Good point. I guess I'll try the simple answer!
 
Turbo3 said:
If I divide 176.23 by 8 I get almost exactly 176.01. The plots virtually overlay each other.

I will update my test version of Leaf Spy Pro to capture 0x176 in addition to 0x180 and see what it looks like. What are your exact conversion constants as 3.6 and 30 are not 1:8 (close at 8.333).

I am also thinking that the sequence numbers at the end might be used to match up the pair samples (i.e. seq #3 180 goes with seq #3 176).
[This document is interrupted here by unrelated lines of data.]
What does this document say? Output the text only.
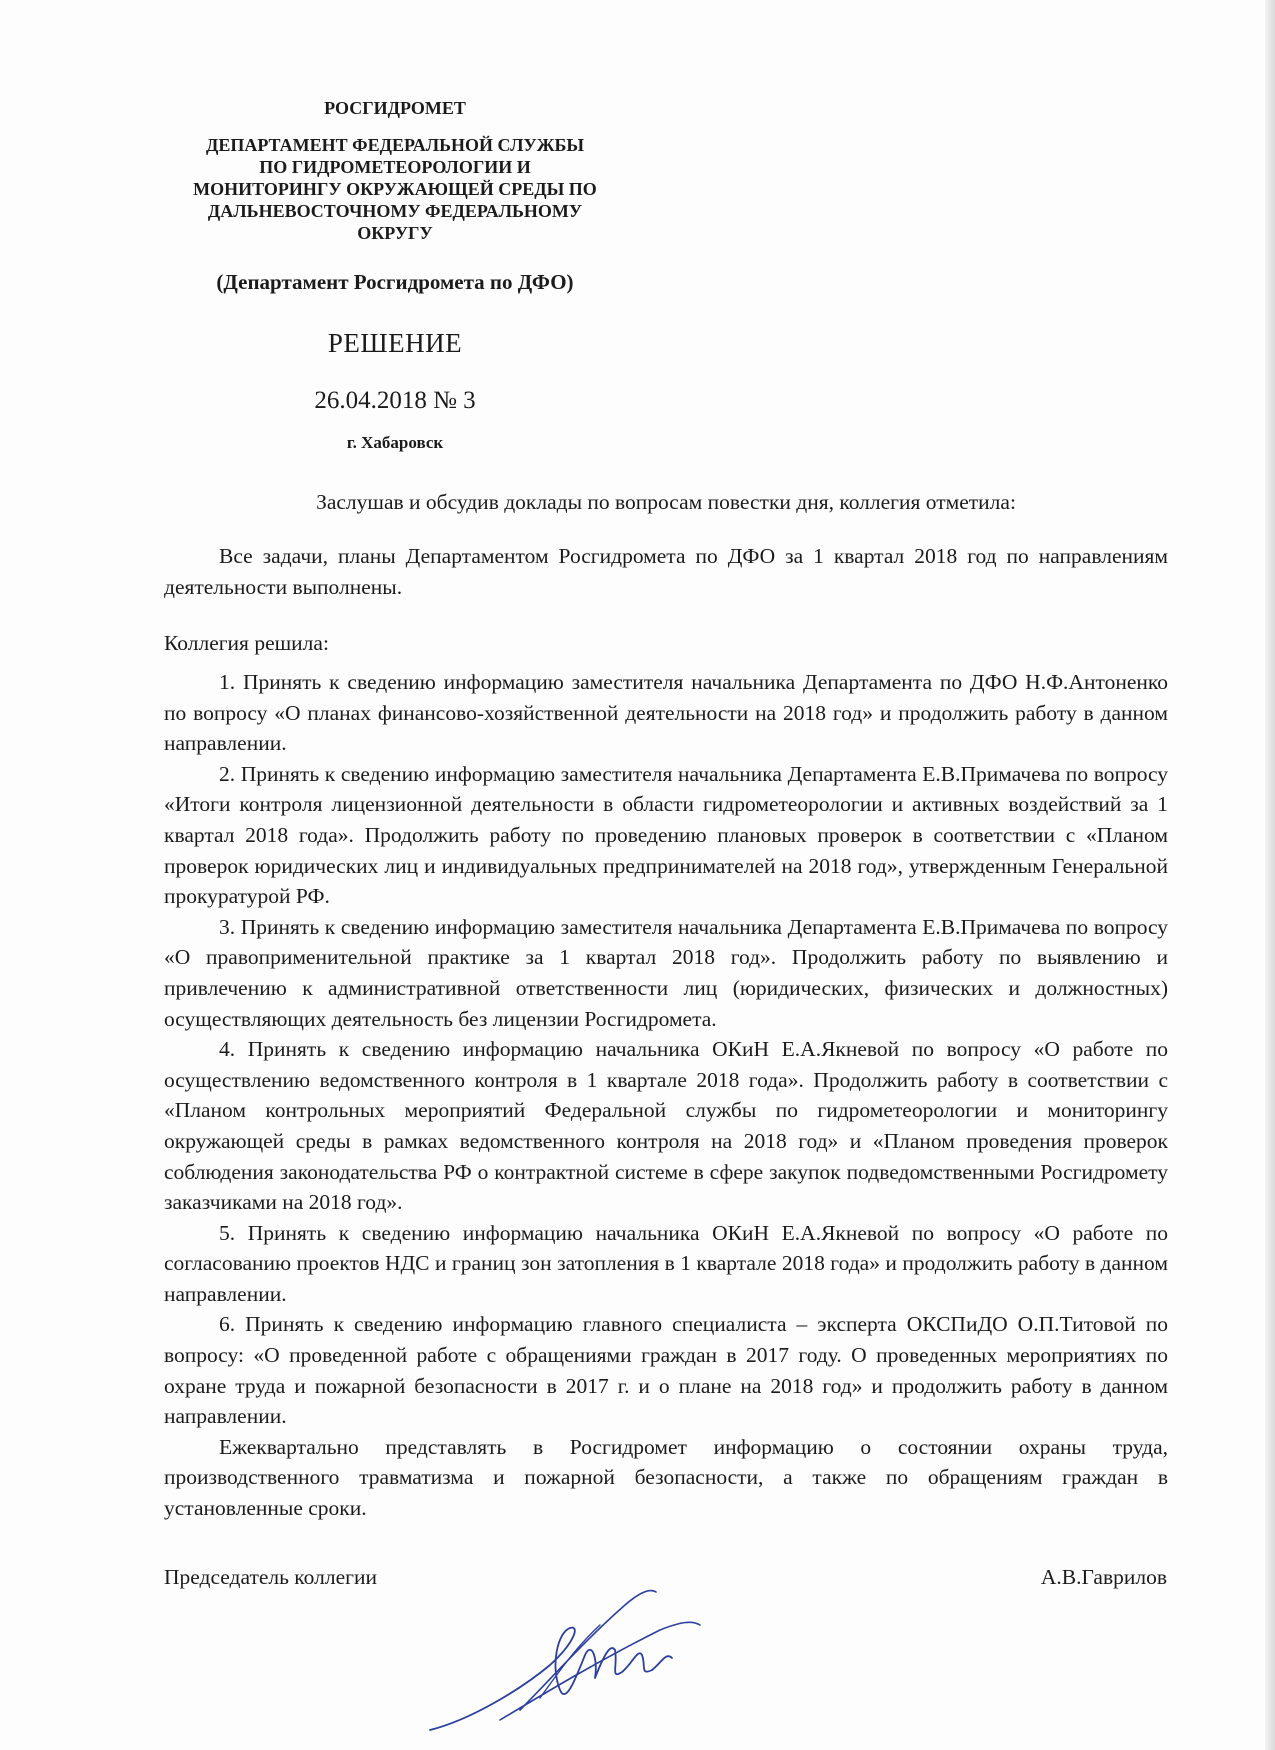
РОСГИДРОМЕТ
ДЕПАРТАМЕНТ ФЕДЕРАЛЬНОЙ СЛУЖБЫ
ПО ГИДРОМЕТЕОРОЛОГИИ И
МОНИТОРИНГУ ОКРУЖАЮЩЕЙ СРЕДЫ ПО
ДАЛЬНЕВОСТОЧНОМУ ФЕДЕРАЛЬНОМУ
ОКРУГУ
(Департамент Росгидромета по ДФО)
РЕШЕНИЕ
26.04.2018 № 3
г. Хабаровск
Заслушав и обсудив доклады по вопросам повестки дня, коллегия отметила:
Все задачи, планы Департаментом Росгидромета по ДФО за 1 квартал 2018 год по направлениям деятельности выполнены.
Коллегия решила:

1. Принять к сведению информацию заместителя начальника Департамента по ДФО Н.Ф.Антоненко по вопросу «О планах финансово-хозяйственной деятельности на 2018 год» и продолжить работу в данном направлении.

2. Принять к сведению информацию заместителя начальника Департамента Е.В.Примачева по вопросу «Итоги контроля лицензионной деятельности в области гидрометеорологии и активных воздействий за 1 квартал 2018 года». Продолжить работу по проведению плановых проверок в соответствии с «Планом проверок юридических лиц и индивидуальных предпринимателей на 2018 год», утвержденным Генеральной прокуратурой РФ.

3. Принять к сведению информацию заместителя начальника Департамента Е.В.Примачева по вопросу «О правоприменительной практике за 1 квартал 2018 год». Продолжить работу по выявлению и привлечению к административной ответственности лиц (юридических, физических и должностных) осуществляющих деятельность без лицензии Росгидромета.

4. Принять к сведению информацию начальника ОКиН Е.А.Якневой по вопросу «О работе по осуществлению ведомственного контроля в 1 квартале 2018 года». Продолжить работу в соответствии с «Планом контрольных мероприятий Федеральной службы по гидрометеорологии и мониторингу окружающей среды в рамках ведомственного контроля на 2018 год» и «Планом проведения проверок соблюдения законодательства РФ о контрактной системе в сфере закупок подведомственными Росгидромету заказчиками на 2018 год».

5. Принять к сведению информацию начальника ОКиН Е.А.Якневой по вопросу «О работе по согласованию проектов НДС и границ зон затопления в 1 квартале 2018 года» и продолжить работу в данном направлении.

6. Принять к сведению информацию главного специалиста – эксперта ОКСПиДО О.П.Титовой по вопросу: «О проведенной работе с обращениями граждан в 2017 году. О проведенных мероприятиях по охране труда и пожарной безопасности в 2017 г. и о плане на 2018 год» и продолжить работу в данном направлении.

Ежеквартально представлять в Росгидромет информацию о состоянии охраны труда, производственного травматизма и пожарной безопасности, а также по обращениям граждан в установленные сроки.

Председатель коллегии	А.В.Гаврилов
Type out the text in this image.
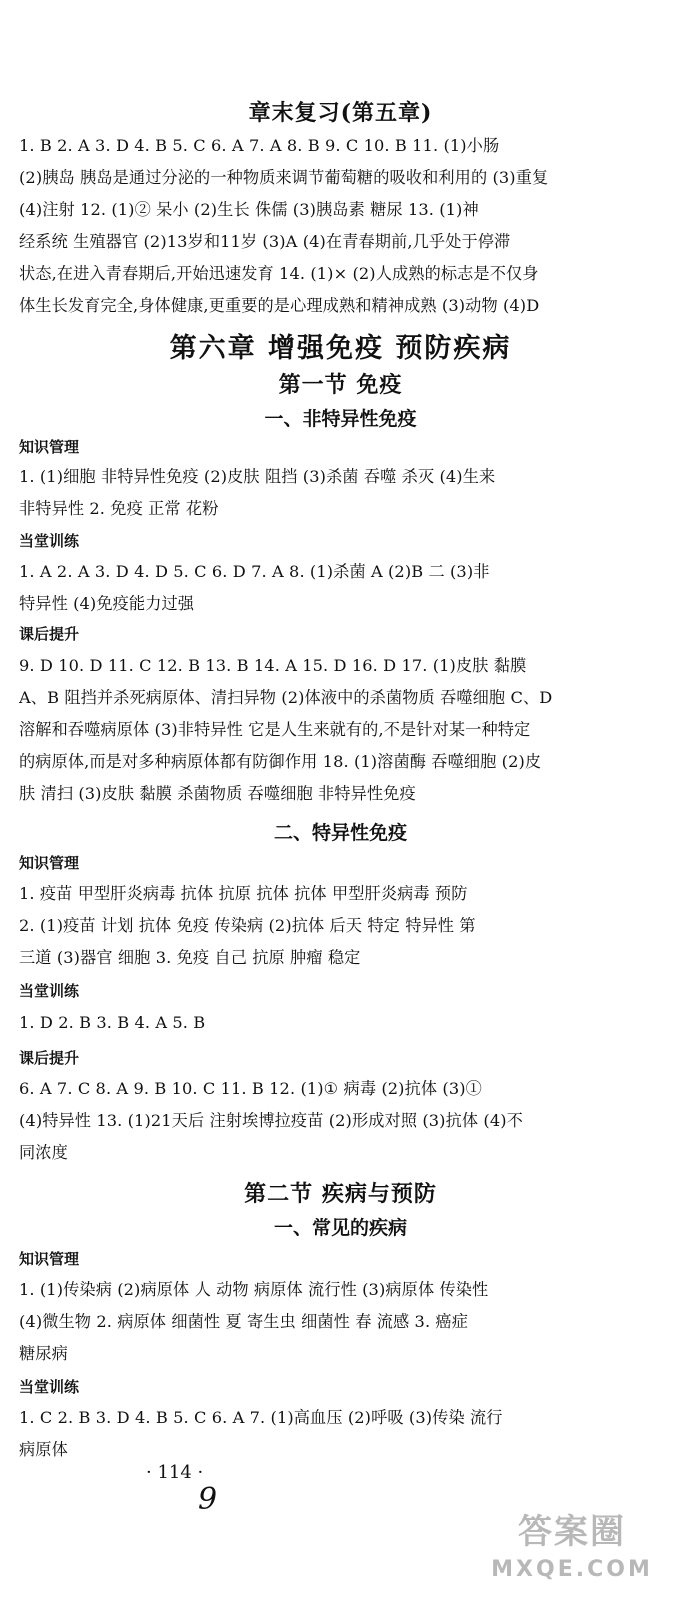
章末复习(第五章)
1. B 2. A 3. D 4. B 5. C 6. A 7. A 8. B 9. C 10. B 11. (1)小肠
(2)胰岛 胰岛是通过分泌的一种物质来调节葡萄糖的吸收和利用的 (3)重复
(4)注射 12. (1)② 呆小 (2)生长 侏儒 (3)胰岛素 糖尿 13. (1)神
经系统 生殖器官 (2)13岁和11岁 (3)A (4)在青春期前,几乎处于停滞
状态,在进入青春期后,开始迅速发育 14. (1)× (2)人成熟的标志是不仅身
体生长发育完全,身体健康,更重要的是心理成熟和精神成熟 (3)动物 (4)D
第六章 增强免疫 预防疾病
第一节 免疫
一、非特异性免疫
知识管理
1. (1)细胞 非特异性免疫 (2)皮肤 阻挡 (3)杀菌 吞噬 杀灭 (4)生来
非特异性 2. 免疫 正常 花粉
当堂训练
1. A 2. A 3. D 4. D 5. C 6. D 7. A 8. (1)杀菌 A (2)B 二 (3)非
特异性 (4)免疫能力过强
课后提升
9. D 10. D 11. C 12. B 13. B 14. A 15. D 16. D 17. (1)皮肤 黏膜
A、B 阻挡并杀死病原体、清扫异物 (2)体液中的杀菌物质 吞噬细胞 C、D
溶解和吞噬病原体 (3)非特异性 它是人生来就有的,不是针对某一种特定
的病原体,而是对多种病原体都有防御作用 18. (1)溶菌酶 吞噬细胞 (2)皮
肤 清扫 (3)皮肤 黏膜 杀菌物质 吞噬细胞 非特异性免疫
二、特异性免疫
知识管理
1. 疫苗 甲型肝炎病毒 抗体 抗原 抗体 抗体 甲型肝炎病毒 预防
2. (1)疫苗 计划 抗体 免疫 传染病 (2)抗体 后天 特定 特异性 第
三道 (3)器官 细胞 3. 免疫 自己 抗原 肿瘤 稳定
当堂训练
1. D 2. B 3. B 4. A 5. B
课后提升
6. A 7. C 8. A 9. B 10. C 11. B 12. (1)① 病毒 (2)抗体 (3)①
(4)特异性 13. (1)21天后 注射埃博拉疫苗 (2)形成对照 (3)抗体 (4)不
同浓度
第二节 疾病与预防
一、常见的疾病
知识管理
1. (1)传染病 (2)病原体 人 动物 病原体 流行性 (3)病原体 传染性
(4)微生物 2. 病原体 细菌性 夏 寄生虫 细菌性 春 流感 3. 癌症
糖尿病
当堂训练
1. C 2. B 3. D 4. B 5. C 6. A 7. (1)高血压 (2)呼吸 (3)传染 流行
病原体
· 114 ·
9
答案圈
MXQE.COM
I would go with 29 (or 3.625). That is the value that gives me the same efficiency during regen as during drive (probably not a valid assumption but I'm hoping it is close). This corresponds to 95% efficiency at high power (>30kW) but only 85% efficiency at 10kW (horizontal constant power part of the curve below is ~10kW).
MPscalar29.png
 
TickTock said:
I spent some time last night trying to find a message indicating the number of regen bubbles to help shed some light on the regen reduction riddle. I failed to find anything that directly correlated 1:1 with regen bubbles but I think I found something better. CarCan msgId:260 d:1 appears to contain available regen. I put a watchpoint on it in my CANary for my drive this morning and saw that regen bubbles appear when this message reaches 6, 12, & 18 (I presume I would have gotten the last bubble if I was able to reach 24). There is hysteresis so the bubbles only disappear when it falls to the threshold below that (the 2nd bubble comes on with 12 and off with 6; similarly, the 3rd comes on with 18 and off with 12). Should be illuminating to plot this along with speed, SOC, and temperature throughout the last year. I hope to do that tonight.
I can confirm that the units of message 260.1 is 1kW/lsb. This is power into the battery (as opposed to power out of the motor). So if you have 260.1=23, then you will have 3 or 4 bubbles and, at maximum regen, you will be putting 23 kW into the battery.
 
JeremyW said:
I wonder if this message is there while charging. If so it would be interesting to see it change during L2 or quick charging!
CARCAN is not active during charging (unless you open a door or do something to wake it up). THis message is on the carcan.